Speaking before about 5,000 cheering delegates at the L.A. Convention Center, Warren rolled out a list of issues near to labor’s heart. These included a raise in the minimum wage, tougher policing of Wall Street and government investment in infrastructure, jobs and education. She also called for transparency in the Obama administration’s ongoing secret negotiations of the Trans-Pacific Partnership (TPP) trade agreement.
She reserved some of her harshest words for what she called “the increasing corporate capture of the federal courts” and charged that Supreme Court Justices Alito and Roberts topped the list of the most pro-corporate and anti-consumer justices of the past 50 years.
The remarks were in sync with those of AFL-CIO President Richard Trumka, who earlier in the day emphasized the convention’s twin themes of inclusiveness and bridge-building with political allies to effect political change.

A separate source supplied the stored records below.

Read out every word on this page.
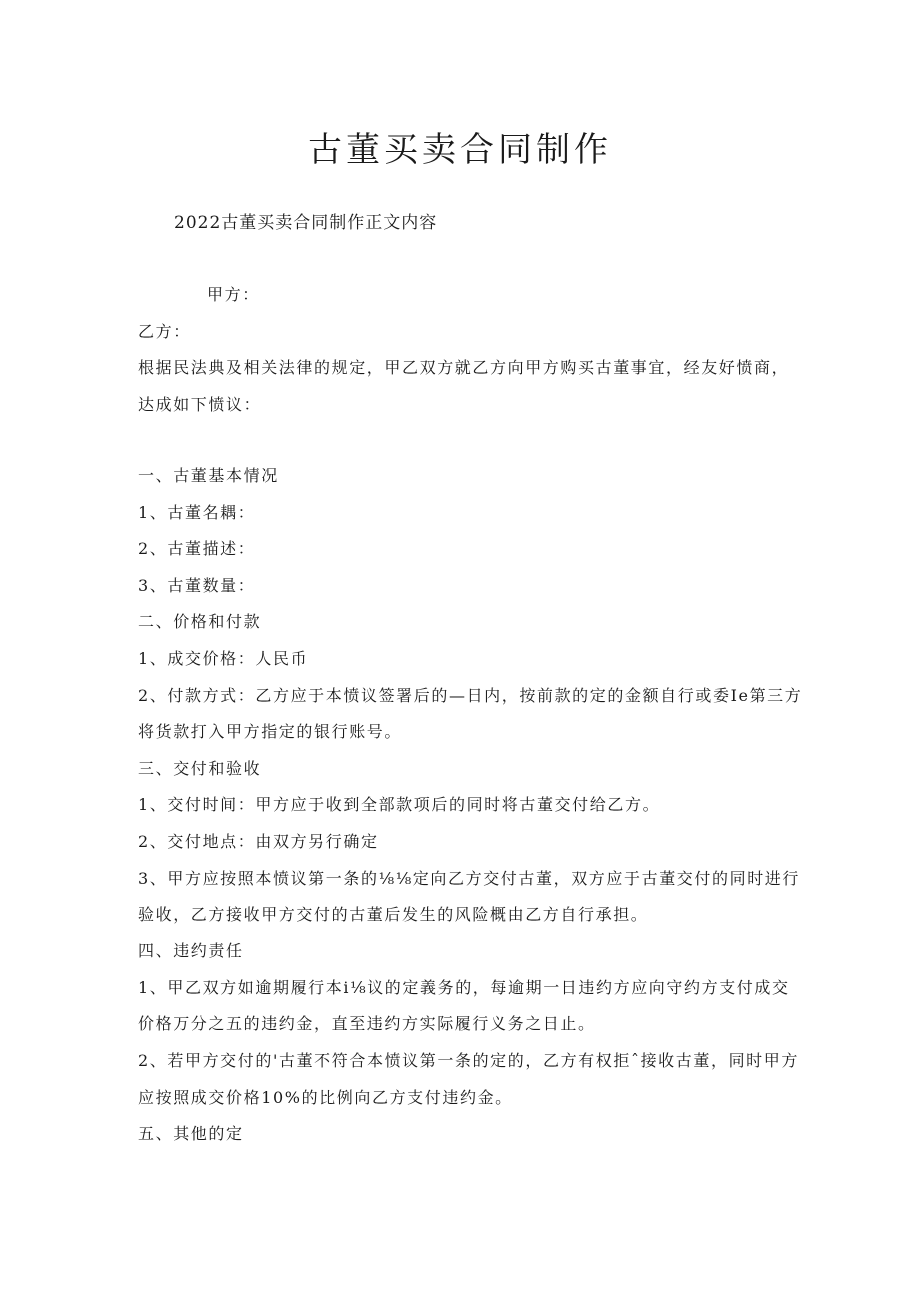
古董买卖合同制作

2022古董买卖合同制作正文内容

甲方：

乙方：

根据民法典及相关法律的规定，甲乙双方就乙方向甲方购买古董事宜，经友好愤商，

达成如下愤议：

一、古董基本情况

1、古董名耦：

2、古董描述：

3、古董数量：

二、价格和付款

1、成交价格：人民币

2、付款方式：乙方应于本愤议签署后的—日内，按前款的定的金额自行或委Ie第三方

将货款打入甲方指定的银行账号。

三、交付和验收

1、交付时间：甲方应于收到全部款项后的同时将古董交付给乙方。

2、交付地点：由双方另行确定

3、甲方应按照本愤议第一条的⅛⅛定向乙方交付古董，双方应于古董交付的同时进行

验收，乙方接收甲方交付的古董后发生的风险概由乙方自行承担。

四、违约责任

1、甲乙双方如逾期履行本i⅛议的定義务的，每逾期一日违约方应向守约方支付成交

价格万分之五的违约金，直至违约方实际履行义务之日止。

2、若甲方交付的'古董不符合本愤议第一条的定的，乙方有权拒ˆ接收古董，同时甲方

应按照成交价格10%的比例向乙方支付违约金。

五、其他的定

Defending the AFL-CIO’s efforts to influence national policy under his leadership, Trumka cited the need to give workers a voice in the workplace, in the economy and in American politics if they are to succeed in “creating an environment where we join together with our progressive friends to create an economy that doesn’t just work for the top one percent but works for all workers.”
Trumka admitted to past tactical errors that stemmed from a tendency to impose agendas on allies instead of seeking a consensus with such groups as the Sierra Club, the NAACP and the National Council of La Raza – all of which had representatives in the convention hall. He said that the country was “in a crisis right now. And none of us are big enough to change that crisis. None of us are big enough to change the economy and make it work for everybody. It takes all progressive voices working together.”
He agreed with Warren that one of the major obstacles to making that change was the current Supreme Court, which he called “the best champion of corporate America.” Alluding to the court’s 2010 Citizens United decision and calling the country’s political system “polluted with money,” Trumka declared that “money doesn’t equal free speech” and vowed to put the AFL-CIO’s weight behind the effort to rectify Citizens United, even if “it may take a constitutional amendment.”
On the TPP talks, Trumka raised the legacy of 1994’s North American Free Trade Agreement (NAFTA) and the promises made by the Clinton administration to win its passage — “none of which came to fruition” — and vowed that this time around the AFL-CIO would bring people to the polls to “do what we have to do to defeat another bad trade agreement.”
Trumka decried both of the recent bankruptcy court rulings that allowed the Patriot Coal Company and the city of Detroit to cut pensions and benefits to its workers.
“The bankruptcy laws in this country are broken,” Trumka declared. “They are stacked against workers. They are being used in a way that no one ever intended them to be used. And we intend to go after those bankruptcy laws … at the state level and at the federal level.”